= 2015 Ratlam by-election =

The Ratlam Lok Sabha constituency by-election of 2015 was caused by the death from brain haemorrhage and myocardial infarction of the sitting Member of Parliament, Dileep Singh Bhuria of the Bharatiya Janata Party (BJP). The by-election was won by Kantilal Bhuria of the Indian National Congress (INC) by 88,800 votes.

BJP had won the seat, which is reserved for electoral candidates from the Scheduled Tribes, for the first time in the 2014 general election. Before then, the Lok Sabha constituency had been won by INC candidates, except in the 1977 general election when it went to a Praja Socialist Party representative. The constituency covers the districts of Jhabua, Alirajpur and Ratlam.

INC sent Kamal Nath and Jyotiraditya Scindia, among others, to campaign in the constituency. Among the BJP campaigners were the Chief Minister of Madhya Pradesh, Shivraj Singh Chouhan, and several Government of India cabinet ministers. Due to the significant tribal presence in the constituency, BJP also sent campaigners from that community.

During the campaign, in August 2015, the BJP announced that party workers would recite the Hindu devotional hymn Hanuman Chalisa near the polling booths.
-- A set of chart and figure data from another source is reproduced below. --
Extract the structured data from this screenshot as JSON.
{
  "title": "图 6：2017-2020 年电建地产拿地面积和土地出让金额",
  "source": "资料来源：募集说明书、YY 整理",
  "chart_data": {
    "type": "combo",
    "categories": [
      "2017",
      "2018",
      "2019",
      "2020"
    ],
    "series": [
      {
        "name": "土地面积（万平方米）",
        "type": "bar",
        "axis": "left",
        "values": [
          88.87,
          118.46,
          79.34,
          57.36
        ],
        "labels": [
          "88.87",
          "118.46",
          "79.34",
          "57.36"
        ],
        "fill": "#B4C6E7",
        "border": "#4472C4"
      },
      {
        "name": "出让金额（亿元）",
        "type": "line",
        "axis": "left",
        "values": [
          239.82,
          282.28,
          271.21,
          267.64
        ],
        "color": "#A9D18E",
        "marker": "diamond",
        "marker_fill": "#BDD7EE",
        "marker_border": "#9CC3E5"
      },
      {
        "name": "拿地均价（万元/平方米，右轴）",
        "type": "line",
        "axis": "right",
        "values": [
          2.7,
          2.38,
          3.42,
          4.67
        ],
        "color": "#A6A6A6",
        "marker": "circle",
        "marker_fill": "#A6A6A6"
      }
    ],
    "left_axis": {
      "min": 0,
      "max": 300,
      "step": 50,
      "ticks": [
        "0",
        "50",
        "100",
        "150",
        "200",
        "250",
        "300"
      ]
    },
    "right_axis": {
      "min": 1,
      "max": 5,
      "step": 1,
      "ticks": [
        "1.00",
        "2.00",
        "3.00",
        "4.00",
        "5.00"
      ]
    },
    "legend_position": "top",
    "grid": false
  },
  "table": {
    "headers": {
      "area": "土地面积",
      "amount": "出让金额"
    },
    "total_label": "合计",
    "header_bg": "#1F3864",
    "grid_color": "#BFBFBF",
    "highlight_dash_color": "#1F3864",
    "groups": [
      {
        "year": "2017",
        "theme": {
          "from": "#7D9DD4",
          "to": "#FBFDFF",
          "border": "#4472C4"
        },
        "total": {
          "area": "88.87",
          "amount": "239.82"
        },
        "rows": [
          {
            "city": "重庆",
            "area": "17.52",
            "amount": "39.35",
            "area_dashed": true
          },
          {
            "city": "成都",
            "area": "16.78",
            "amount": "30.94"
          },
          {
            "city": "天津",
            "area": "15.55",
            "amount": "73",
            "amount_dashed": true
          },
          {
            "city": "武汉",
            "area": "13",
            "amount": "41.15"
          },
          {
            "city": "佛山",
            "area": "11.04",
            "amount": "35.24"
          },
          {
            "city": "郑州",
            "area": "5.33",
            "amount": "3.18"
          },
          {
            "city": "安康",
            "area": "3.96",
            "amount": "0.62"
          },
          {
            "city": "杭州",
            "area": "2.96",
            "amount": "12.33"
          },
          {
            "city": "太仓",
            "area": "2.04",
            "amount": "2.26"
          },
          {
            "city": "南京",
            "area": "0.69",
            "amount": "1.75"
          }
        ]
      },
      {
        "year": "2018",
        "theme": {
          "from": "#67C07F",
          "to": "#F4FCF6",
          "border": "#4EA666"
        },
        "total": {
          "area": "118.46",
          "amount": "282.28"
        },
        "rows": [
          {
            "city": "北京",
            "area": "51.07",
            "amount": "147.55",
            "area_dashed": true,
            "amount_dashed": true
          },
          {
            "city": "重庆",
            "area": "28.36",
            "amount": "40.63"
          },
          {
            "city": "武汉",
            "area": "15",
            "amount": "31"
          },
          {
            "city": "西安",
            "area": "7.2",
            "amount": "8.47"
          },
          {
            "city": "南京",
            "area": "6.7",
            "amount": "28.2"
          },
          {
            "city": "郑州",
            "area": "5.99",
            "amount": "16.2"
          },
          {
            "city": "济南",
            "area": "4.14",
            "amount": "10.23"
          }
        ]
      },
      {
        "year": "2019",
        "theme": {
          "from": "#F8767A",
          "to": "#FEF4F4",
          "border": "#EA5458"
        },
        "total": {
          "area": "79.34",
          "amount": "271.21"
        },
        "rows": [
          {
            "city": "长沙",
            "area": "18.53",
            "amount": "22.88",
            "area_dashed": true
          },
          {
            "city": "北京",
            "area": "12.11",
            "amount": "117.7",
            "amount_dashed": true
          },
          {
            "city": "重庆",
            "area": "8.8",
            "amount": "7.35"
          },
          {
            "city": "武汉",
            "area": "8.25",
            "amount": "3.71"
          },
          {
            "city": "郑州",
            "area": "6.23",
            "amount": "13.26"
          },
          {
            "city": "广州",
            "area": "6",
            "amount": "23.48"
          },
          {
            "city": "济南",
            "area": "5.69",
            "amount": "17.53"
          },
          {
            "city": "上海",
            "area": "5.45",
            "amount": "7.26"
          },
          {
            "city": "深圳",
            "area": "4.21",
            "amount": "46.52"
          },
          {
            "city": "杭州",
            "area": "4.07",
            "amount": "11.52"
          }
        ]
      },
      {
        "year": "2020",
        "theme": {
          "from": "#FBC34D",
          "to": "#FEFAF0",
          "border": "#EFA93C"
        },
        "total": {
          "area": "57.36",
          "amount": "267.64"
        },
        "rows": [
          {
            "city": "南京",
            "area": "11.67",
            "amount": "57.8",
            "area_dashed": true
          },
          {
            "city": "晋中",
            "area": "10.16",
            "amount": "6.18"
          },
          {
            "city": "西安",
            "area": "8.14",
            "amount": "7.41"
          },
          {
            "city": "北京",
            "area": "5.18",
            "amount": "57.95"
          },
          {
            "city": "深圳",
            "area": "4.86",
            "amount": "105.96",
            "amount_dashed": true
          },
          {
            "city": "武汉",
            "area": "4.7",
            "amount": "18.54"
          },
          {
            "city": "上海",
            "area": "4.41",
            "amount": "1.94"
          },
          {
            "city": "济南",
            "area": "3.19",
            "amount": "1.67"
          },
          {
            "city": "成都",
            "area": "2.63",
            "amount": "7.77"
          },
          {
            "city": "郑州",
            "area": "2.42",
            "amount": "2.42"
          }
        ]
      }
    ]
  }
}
This caused opposition leaders to accuse the BJP of inciting religious polarisation but the BJP said it was just promoting cultural nationalism.

The BJP candidate was Nirmala Bhuria, the daughter of the deceased MP and herself a Member of the State Legislative Assembly for the Petlawad constituency in Madhya Pradesh. Vijay Haari was the candidate of Janata Dal (United). The Communist Party of India, Communist Party of India (Marxist), Gondwana Ganatantra Party, Rashtriya Samanta Dal and Bahujan Sangharsh Dal extended their support to his candidature.

The elections were held on 21 November 2015 and the result was declared on 24 November. Voter turnout was 62.46 per cent.